Table 3. Parallel regression ANCOVA model results

From Table 3 with lake2= 0, phosphorus levels in West Lake can be estimated using the equation:

West Lake:

Phosphorus = 441.9217+3.711402(wdepth)+1.7733186(sedepth)-73.50805(do) (1).

From Table 3 with lake2=1, phosphorus levels in Railroad Lake can also be measured with the equation:

Railroad Lake:

Phosphorus = 963.05802+3.711403(wdepth)+1.7733186(sedepth)-73.50805(do) (2).

Notice the slopes for water depth, sediment depth, and dissolved oxygen are all the same and only the intercept changes between the lakes. This is due to the choice of the parallel regression ANCOVA model.

Using the regression equation for West Lake, (1), we can also predict a value of phosphorus by selecting approximate values for the independent variables. Using the mean, or average, for all the independent variables in each respective lake (see Table 4) we will approximate phosphorus in West Lake and Railroad Lake by using (1) and (2).

West Lake / Railroad Lake
wdepth / 82.5 / 94.8
sedepth / 51.0 / 45.1
do / 3.8 / 10.4

Table 4. Mean value of independent variables for each lake.

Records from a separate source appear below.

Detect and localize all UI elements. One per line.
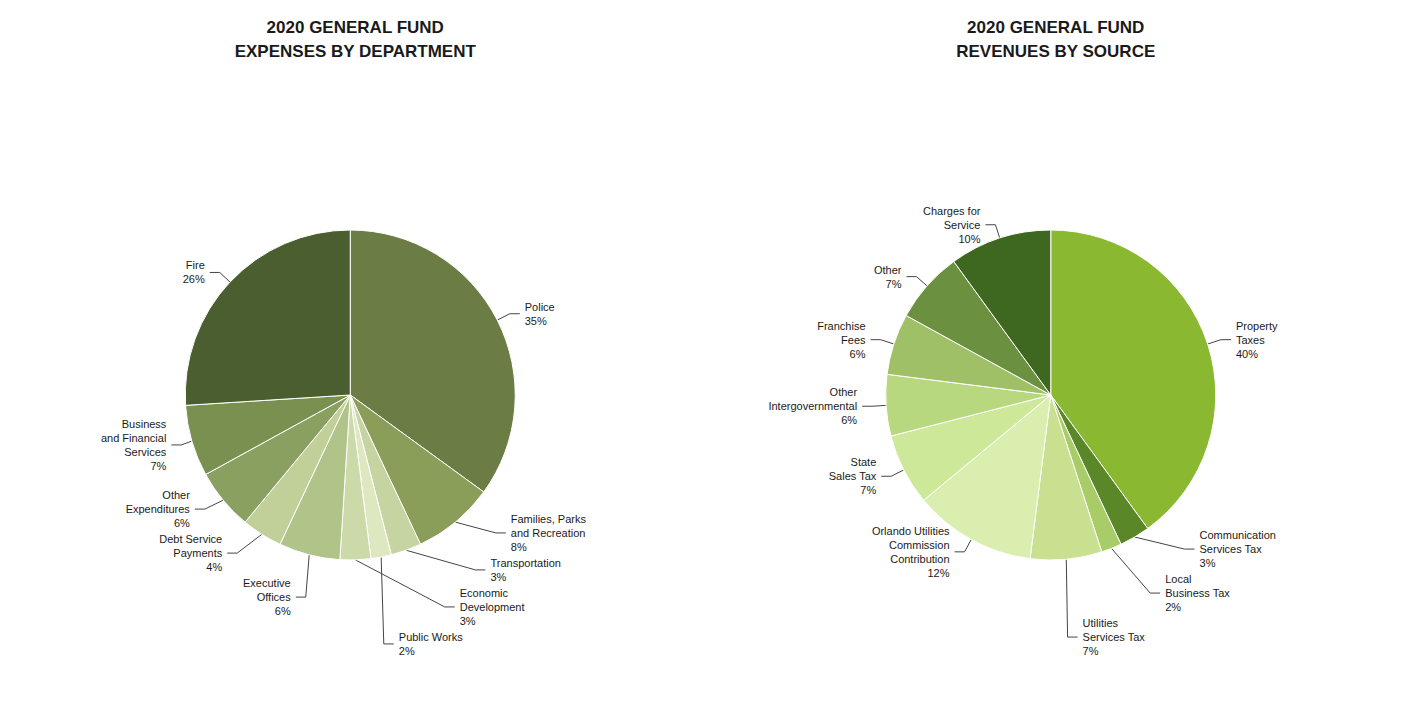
svg-text:Sales Tax: Sales Tax <box>829 470 877 482</box>
svg-text:7%: 7% <box>1083 645 1099 657</box>
svg-text:Fees: Fees <box>841 334 866 346</box>
svg-text:Utilities: Utilities <box>1083 617 1119 629</box>
svg-text:6%: 6% <box>850 348 866 360</box>
svg-text:Local: Local <box>1165 573 1191 585</box>
svg-text:Families, Parks: Families, Parks <box>511 513 587 525</box>
svg-text:Services Tax: Services Tax <box>1083 631 1146 643</box>
svg-text:Services: Services <box>124 446 167 458</box>
svg-text:3%: 3% <box>460 615 476 627</box>
svg-text:10%: 10% <box>958 233 980 245</box>
svg-text:Service: Service <box>944 219 981 231</box>
svg-text:Taxes: Taxes <box>1236 334 1265 346</box>
svg-text:Orlando Utilities: Orlando Utilities <box>872 525 950 537</box>
svg-text:Transportation: Transportation <box>490 557 561 569</box>
svg-text:35%: 35% <box>525 315 547 327</box>
svg-text:7%: 7% <box>150 460 166 472</box>
svg-text:2%: 2% <box>399 645 415 657</box>
svg-text:Fire: Fire <box>186 259 205 271</box>
svg-text:Intergovernmental: Intergovernmental <box>768 400 857 412</box>
svg-text:Payments: Payments <box>173 547 222 559</box>
svg-text:REVENUES BY SOURCE: REVENUES BY SOURCE <box>956 42 1155 61</box>
svg-text:7%: 7% <box>860 484 876 496</box>
svg-text:Police: Police <box>525 301 555 313</box>
svg-text:Debt Service: Debt Service <box>159 533 222 545</box>
svg-text:Other: Other <box>830 386 858 398</box>
svg-text:Business Tax: Business Tax <box>1165 587 1230 599</box>
svg-text:Services Tax: Services Tax <box>1200 543 1263 555</box>
svg-text:3%: 3% <box>1200 557 1216 569</box>
svg-text:Charges for: Charges for <box>923 205 981 217</box>
svg-text:Public Works: Public Works <box>399 631 463 643</box>
svg-text:Business: Business <box>122 418 167 430</box>
svg-text:6%: 6% <box>841 414 857 426</box>
svg-text:4%: 4% <box>206 561 222 573</box>
svg-text:Executive: Executive <box>243 577 291 589</box>
svg-text:Other: Other <box>874 264 902 276</box>
svg-text:2020 GENERAL FUND: 2020 GENERAL FUND <box>967 18 1144 37</box>
svg-text:12%: 12% <box>927 567 949 579</box>
svg-text:6%: 6% <box>275 605 291 617</box>
svg-text:Franchise: Franchise <box>817 320 865 332</box>
svg-text:Development: Development <box>460 601 525 613</box>
svg-text:Property: Property <box>1236 320 1278 332</box>
svg-text:8%: 8% <box>511 541 527 553</box>
svg-text:3%: 3% <box>490 571 506 583</box>
svg-text:Commission: Commission <box>889 539 950 551</box>
svg-text:EXPENSES BY DEPARTMENT: EXPENSES BY DEPARTMENT <box>235 42 477 61</box>
svg-text:Contribution: Contribution <box>890 553 949 565</box>
svg-text:7%: 7% <box>886 278 902 290</box>
svg-text:40%: 40% <box>1236 348 1258 360</box>
svg-text:Offices: Offices <box>257 591 292 603</box>
svg-text:2020 GENERAL FUND: 2020 GENERAL FUND <box>267 18 444 37</box>
svg-text:Communication: Communication <box>1200 529 1276 541</box>
svg-text:and Recreation: and Recreation <box>511 527 586 539</box>
svg-text:Other: Other <box>162 489 190 501</box>
svg-text:2%: 2% <box>1165 601 1181 613</box>
svg-text:and Financial: and Financial <box>101 432 166 444</box>
svg-text:Expenditures: Expenditures <box>126 503 191 515</box>
svg-text:State: State <box>851 456 877 468</box>
svg-text:26%: 26% <box>183 273 205 285</box>
svg-text:6%: 6% <box>174 517 190 529</box>
svg-text:Economic: Economic <box>460 587 509 599</box>
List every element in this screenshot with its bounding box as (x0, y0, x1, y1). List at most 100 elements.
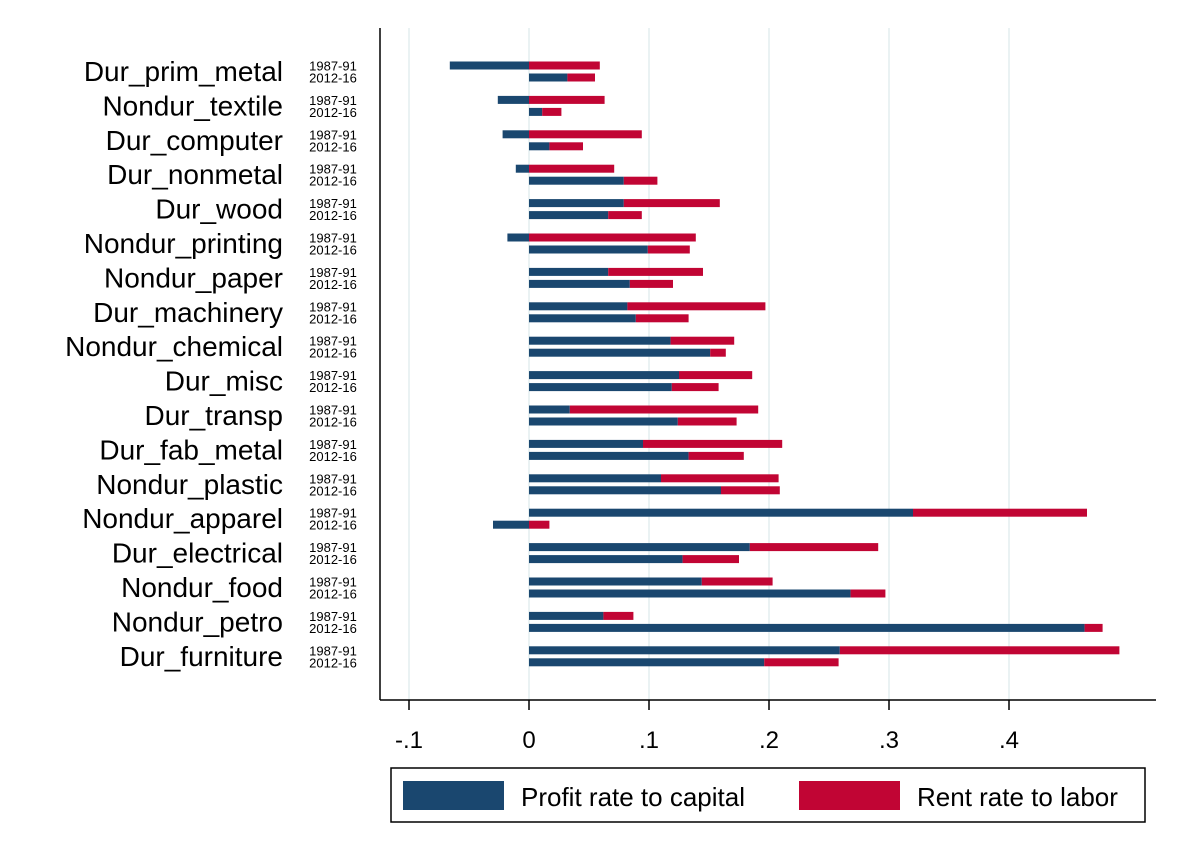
bar-rent (623, 176, 658, 185)
period-label: 2012-16 (309, 105, 357, 120)
bar-rent (671, 383, 719, 392)
bar-rent (913, 508, 1087, 517)
legend-swatch-rent (799, 781, 900, 810)
legend-label-rent: Rent rate to labor (917, 782, 1118, 812)
period-label: 1987-91 (309, 265, 357, 280)
bar-rent (721, 486, 780, 495)
period-label: 1987-91 (309, 93, 357, 108)
bar-rent (682, 555, 739, 564)
bar-rent (629, 279, 673, 288)
period-label: 1987-91 (309, 368, 357, 383)
category-label: Nondur_textile (102, 90, 283, 121)
bar-profit (529, 439, 643, 448)
bar-profit (529, 279, 630, 288)
bar-rent (679, 371, 753, 380)
category-label: Nondur_paper (104, 262, 283, 293)
bar-rent (529, 164, 615, 173)
bar-profit (529, 107, 543, 116)
category-label: Dur_misc (165, 366, 283, 397)
bar-profit (529, 267, 609, 276)
bar-profit (529, 508, 913, 517)
bar-profit (529, 302, 628, 311)
bar-profit (529, 314, 636, 323)
period-label: 2012-16 (309, 483, 357, 498)
period-label: 2012-16 (309, 621, 357, 636)
bar-rent (529, 61, 600, 70)
category-label: Dur_transp (144, 400, 283, 431)
bar-rent (839, 646, 1120, 655)
period-label: 1987-91 (309, 334, 357, 349)
category-label: Dur_fab_metal (99, 434, 283, 465)
x-axis-ticks: -.1 0 .1 .2 .3 .4 (395, 700, 1019, 754)
bar-profit (515, 164, 529, 173)
period-label: 2012-16 (309, 380, 357, 395)
bar-profit (529, 199, 624, 208)
period-label: 2012-16 (309, 587, 357, 602)
category-label: Dur_prim_metal (84, 56, 283, 87)
bar-profit (529, 658, 765, 667)
bar-profit (529, 348, 711, 357)
bar-profit (497, 95, 529, 104)
bars (449, 61, 1120, 667)
period-label: 2012-16 (309, 311, 357, 326)
bar-rent (542, 107, 562, 116)
period-label: 2012-16 (309, 139, 357, 154)
x-tick-label: .1 (639, 727, 659, 754)
bar-profit (449, 61, 529, 70)
period-label: 1987-91 (309, 403, 357, 418)
period-label: 1987-91 (309, 299, 357, 314)
bar-rent (608, 267, 703, 276)
bar-rent (749, 543, 879, 552)
bar-rent (670, 336, 735, 345)
period-label: 2012-16 (309, 346, 357, 361)
category-label: Nondur_plastic (96, 469, 283, 500)
bar-profit (529, 142, 550, 151)
bar-profit (529, 486, 721, 495)
bar-rent (569, 405, 759, 414)
category-label: Nondur_printing (84, 228, 283, 259)
category-label: Dur_furniture (120, 641, 283, 672)
bar-profit (529, 577, 702, 586)
period-label: 2012-16 (309, 277, 357, 292)
y-axis-labels: Dur_prim_metal 1987-912012-16Nondur_texti… (65, 56, 357, 672)
bar-profit (529, 211, 609, 220)
period-label: 1987-91 (309, 127, 357, 142)
bar-rent (627, 302, 766, 311)
bar-profit (529, 555, 683, 564)
category-label: Dur_wood (155, 194, 283, 225)
bar-rent (688, 451, 744, 460)
x-tick-label: .3 (879, 727, 899, 754)
bar-rent (529, 520, 550, 529)
bar-rent (647, 245, 690, 254)
bar-rent (623, 199, 720, 208)
bar-rent (529, 233, 696, 242)
category-label: Nondur_apparel (82, 503, 283, 534)
bar-rent (661, 474, 779, 483)
bar-rent (529, 130, 642, 139)
category-label: Nondur_food (121, 572, 283, 603)
bar-profit (529, 543, 750, 552)
period-label: 1987-91 (309, 437, 357, 452)
period-label: 1987-91 (309, 506, 357, 521)
category-label: Dur_electrical (112, 538, 283, 569)
period-label: 2012-16 (309, 518, 357, 533)
bar-profit (529, 646, 840, 655)
period-label: 2012-16 (309, 552, 357, 567)
x-tick-label: -.1 (395, 727, 423, 754)
bar-rent (710, 348, 726, 357)
category-label: Nondur_petro (112, 606, 283, 637)
period-label: 1987-91 (309, 162, 357, 177)
bar-profit (529, 611, 604, 620)
category-label: Dur_machinery (93, 297, 283, 328)
category-label: Nondur_chemical (65, 331, 283, 362)
period-label: 1987-91 (309, 609, 357, 624)
x-tick-label: .2 (759, 727, 779, 754)
bar-rent (603, 611, 634, 620)
bar-rent (701, 577, 773, 586)
bar-profit (529, 417, 678, 426)
gridlines (408, 28, 1010, 700)
period-label: 1987-91 (309, 59, 357, 74)
bar-rent (677, 417, 737, 426)
bar-rent (529, 95, 605, 104)
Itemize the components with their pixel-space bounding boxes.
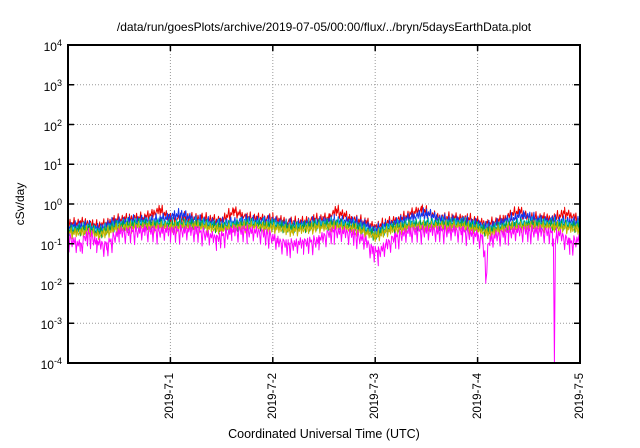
y-tick-label: 104 xyxy=(43,38,62,54)
y-tick-label: 101 xyxy=(43,157,62,174)
y-tick-label: 102 xyxy=(43,117,62,134)
x-axis-title: Coordinated Universal Time (UTC) xyxy=(228,427,420,441)
y-tick-label: 100 xyxy=(43,197,62,213)
chart-title: /data/run/goesPlots/archive/2019-07-05/0… xyxy=(116,20,532,34)
y-tick-label: 10-1 xyxy=(40,236,62,253)
y-axis-title-text: cSv/day xyxy=(13,182,27,226)
y-tick-label: 10-2 xyxy=(40,276,62,293)
series-line-dose-yellow xyxy=(67,219,581,243)
y-tick-label: 10-4 xyxy=(40,356,62,372)
plot-border xyxy=(67,44,581,364)
y-tick-label: 10-3 xyxy=(40,316,62,333)
series-line-dose-magenta xyxy=(67,224,581,364)
y-tick-label: 103 xyxy=(43,77,62,94)
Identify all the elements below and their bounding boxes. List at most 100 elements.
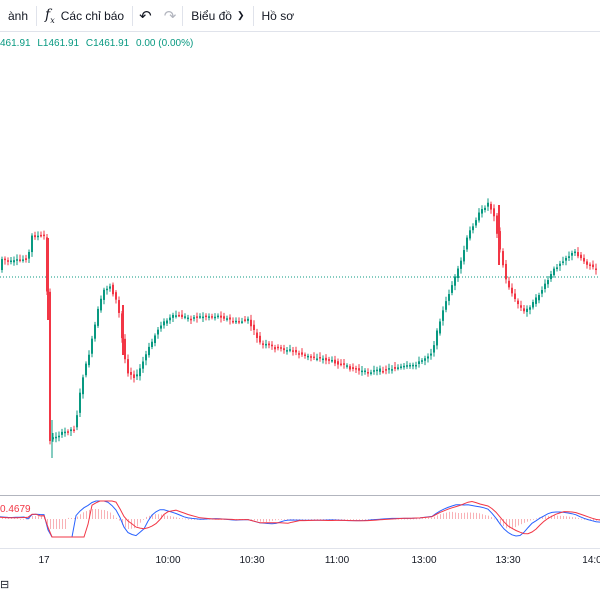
candle-body <box>148 346 150 356</box>
ohlc-close: C1461.91 <box>85 38 130 49</box>
candle-body <box>268 343 270 346</box>
candle-body <box>502 251 504 266</box>
candle-body <box>463 250 465 262</box>
candle-body <box>529 307 531 310</box>
candle-body <box>172 314 174 318</box>
candle-body <box>325 357 327 361</box>
macd-histogram-bar <box>2 517 3 519</box>
candle-body <box>352 367 354 369</box>
macd-histogram-bar <box>467 512 468 519</box>
candle-body <box>568 256 570 258</box>
macd-histogram-bar <box>281 519 282 520</box>
candle-body <box>498 205 500 265</box>
candle-body <box>247 318 249 321</box>
candle-body <box>421 360 423 362</box>
macd-histogram-bar <box>572 517 573 519</box>
candle-body <box>484 207 486 210</box>
candle-body <box>154 335 156 344</box>
candle-body <box>76 415 78 428</box>
candle-body <box>475 220 477 226</box>
macd-histogram-bar <box>494 518 495 520</box>
candle-body <box>520 305 522 308</box>
candle-body <box>526 308 528 312</box>
macd-histogram-bar <box>299 519 300 520</box>
macd-histogram-bar <box>77 516 78 519</box>
candle-body <box>178 314 180 317</box>
candle-body <box>235 320 237 323</box>
profile-button[interactable]: Hồ sơ <box>254 0 303 32</box>
macd-histogram-bar <box>347 519 348 520</box>
macd-histogram-bar <box>431 517 432 519</box>
candle-body <box>532 302 534 308</box>
macd-histogram-bar <box>5 517 6 519</box>
candle-body <box>16 259 18 261</box>
indicators-button[interactable]: fx Các chỉ báo <box>37 0 132 32</box>
candle-body <box>376 369 378 372</box>
calendar-icon[interactable]: ⊟ <box>0 579 10 591</box>
macd-histogram-bar <box>53 519 54 529</box>
macd-histogram-bar <box>416 518 417 520</box>
macd-histogram-bar <box>524 519 525 523</box>
candle-body <box>163 321 165 326</box>
candle-body <box>94 324 96 339</box>
redo-icon[interactable]: ↷ <box>163 7 177 25</box>
candle-body <box>427 356 429 359</box>
candle-body <box>232 320 234 323</box>
pane-separator[interactable] <box>0 495 600 496</box>
macd-histogram-bar <box>401 518 402 520</box>
macd-histogram-bar <box>314 519 315 520</box>
candle-body <box>451 285 453 293</box>
macd-histogram-bar <box>569 516 570 519</box>
candle-body <box>310 356 312 358</box>
candle-body <box>31 235 33 253</box>
macd-histogram-bar <box>581 518 582 520</box>
chart-menu-button[interactable]: Biểu đồ ❯ <box>183 0 252 32</box>
macd-histogram-bar <box>305 519 306 520</box>
candle-body <box>199 316 201 318</box>
candle-body <box>250 319 252 327</box>
candle-body <box>256 332 258 339</box>
macd-histogram-bar <box>137 519 138 527</box>
candle-body <box>280 347 282 349</box>
candle-body <box>454 276 456 286</box>
macd-histogram-bar <box>365 519 366 520</box>
candle-body <box>412 364 414 367</box>
toolbar-item-partial[interactable]: ành <box>0 0 36 32</box>
candle-body <box>19 259 21 261</box>
macd-histogram-bar <box>158 514 159 519</box>
candle-body <box>379 368 381 372</box>
macd-histogram-bar <box>500 519 501 524</box>
macd-histogram-bar <box>506 519 507 529</box>
candle-body <box>181 314 183 318</box>
macd-histogram-bar <box>35 516 36 519</box>
undo-icon[interactable]: ↶ <box>139 7 152 25</box>
macd-histogram-bar <box>302 519 303 520</box>
macd-histogram-bar <box>176 517 177 519</box>
macd-histogram-bar <box>68 517 69 519</box>
macd-histogram-bar <box>275 519 276 521</box>
macd-histogram-bar <box>179 517 180 519</box>
macd-histogram-bar <box>128 519 129 529</box>
macd-histogram-bar <box>545 516 546 519</box>
candle-body <box>307 355 309 358</box>
candle-body <box>73 429 75 431</box>
macd-histogram-bar <box>353 519 354 520</box>
candle-body <box>271 344 273 347</box>
candle-body <box>388 368 390 370</box>
candle-body <box>436 330 438 346</box>
candle-body <box>133 374 135 378</box>
macd-histogram-bar <box>287 519 288 520</box>
macd-histogram-bar <box>155 514 156 519</box>
candle-body <box>337 361 339 365</box>
profile-label: Hồ sơ <box>261 8 295 23</box>
macd-histogram-bar <box>464 512 465 519</box>
candle-body <box>124 338 126 360</box>
macd-histogram-bar <box>83 512 84 519</box>
candle-body <box>187 317 189 320</box>
macd-histogram-bar <box>92 509 93 519</box>
candle-body <box>193 317 195 319</box>
candle-body <box>295 350 297 353</box>
candle-body <box>220 315 222 318</box>
macd-histogram-bar <box>437 515 438 519</box>
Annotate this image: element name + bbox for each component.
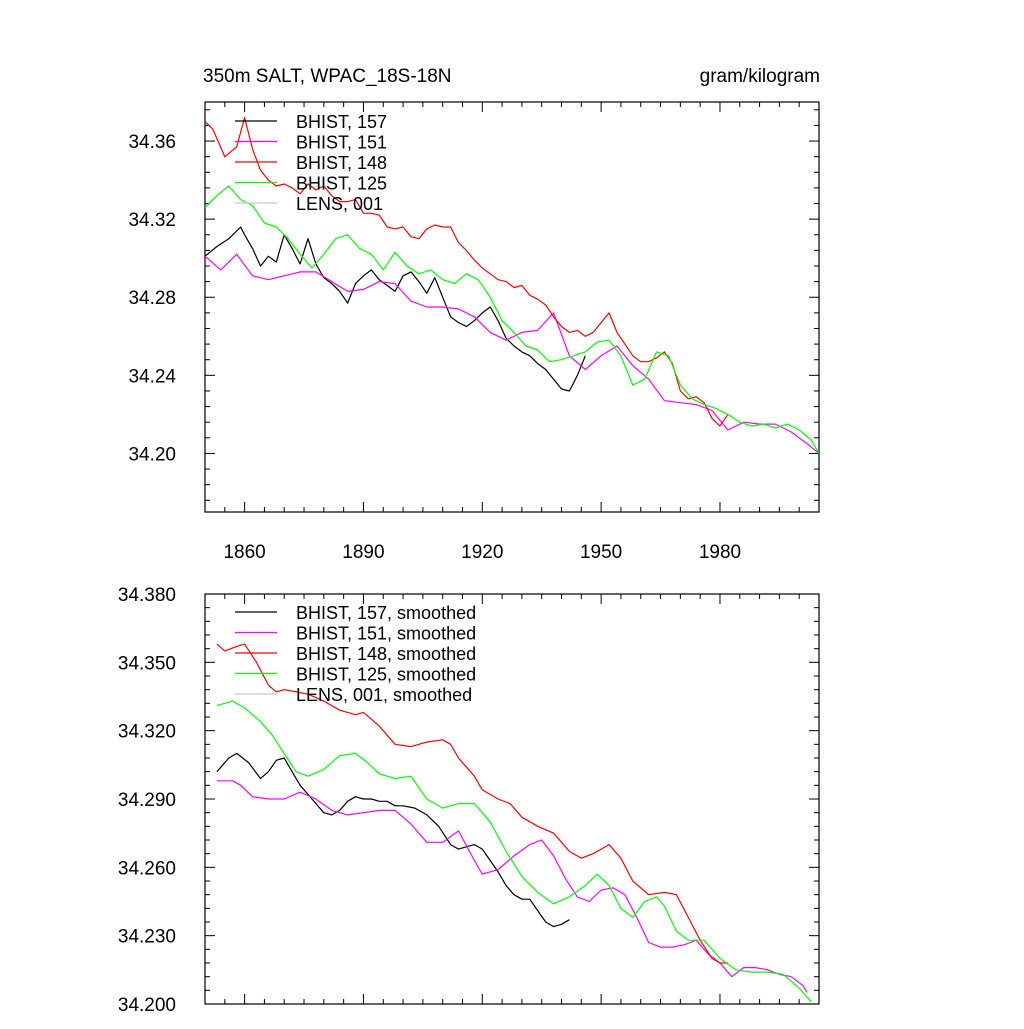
panel2-series-line bbox=[216, 780, 808, 993]
panel1-legend-label: BHIST, 148 bbox=[296, 153, 387, 173]
panel2-y-tick-label: 34.200 bbox=[118, 995, 176, 1016]
panel2-y-tick-label: 34.230 bbox=[118, 927, 176, 948]
panel2-series-line bbox=[216, 752, 570, 928]
panel1-series-line bbox=[205, 116, 729, 427]
panel2-y-tick-label: 34.350 bbox=[118, 653, 176, 674]
panel1-legend-label: BHIST, 151 bbox=[296, 133, 387, 153]
panel2-series-line bbox=[216, 700, 812, 1003]
panel2-y-tick-label: 34.290 bbox=[118, 790, 176, 811]
panel1-y-tick-label: 34.32 bbox=[128, 210, 176, 231]
panel2-legend-label: BHIST, 151, smoothed bbox=[296, 624, 476, 644]
panel2-y-tick-label: 34.260 bbox=[118, 858, 176, 879]
panel2-legend-label: BHIST, 148, smoothed bbox=[296, 644, 476, 664]
panel2-legend-label: BHIST, 157, smoothed bbox=[296, 603, 476, 623]
plot-frame-top bbox=[204, 101, 820, 513]
panel2-y-tick-label: 34.380 bbox=[118, 585, 176, 606]
panel1-x-tick-label: 1920 bbox=[461, 542, 503, 563]
units-label: gram/kilogram bbox=[700, 66, 820, 87]
panel1-x-tick-label: 1980 bbox=[699, 542, 741, 563]
panel1-x-tick-label: 1950 bbox=[580, 542, 622, 563]
panel1-series-line bbox=[205, 253, 819, 454]
panel1-y-tick-label: 34.20 bbox=[128, 444, 176, 465]
panel2-legend-label: BHIST, 125, smoothed bbox=[296, 665, 476, 685]
panel1-series-line bbox=[205, 185, 819, 454]
panel1-y-tick-label: 34.24 bbox=[128, 366, 176, 387]
panel1-x-tick-label: 1860 bbox=[223, 542, 265, 563]
panel2-y-tick-label: 34.320 bbox=[118, 722, 176, 743]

West Lake using (1) and Table 4:

Phosphorus = 441.9217+3.711402(82.5)+1.7733186(51)-73.50805(3.8)

Phosphorus=559.221

Railroad Lake using (2) and Table 4:

Phosphorus = 963.05802+3.711403(94.8)+1.7733186(45.1)-73.50805(10.4)

Phosphorus =628.645

When the mean for water depth, sediment depth, and dissolved oxygen are used the predicted phosphorus level in West Lake is 559.221 mg/L and the predicted phosphorus level in Railroad Lake equals 628.645 mg/L. The two equations, (1) and (2), can be used to predict phosphorus levels for any other reasonable values of interest.

  1. DISCRIMINANT ANALYSIS FOR THE TWO LAKES

The goal of a discriminate analysis is to determine if the collection of all variables are different from West Lake compared to Railroad Lake during the 2002 summer. The analysis was performed in S-Plus using phosphorus, water depth, sediment depth, and dissolved oxygen. The first two discriminate functions were plotted against each other and a clear division between West Lake and Railroad Lake is visible (see Figure 7). Thus, the collection of all four variables is different from West Lake to Railroad Lake.


Figure 7. Discriminate functions using variables: water depth, sediment depth, dissolved oxygen, and phosphorus: W =West Lake, R =Railroad Lake.

5. REFERENCES

Carlson, E. and Ecker, M.D. (2002). "A Statistical Examination of Water Quality in Two Iowa Lakes". American Journal of Undergraduate Research 1(2). pp 31-45.

Oelmann, A. and Ecker, M.D. (2002). "A Statistical Examination of Sediment Phosphorus from Silver Lake and Lake Casey in 2002". Technical Report, Department of Mathematics, University of Northern Iowa.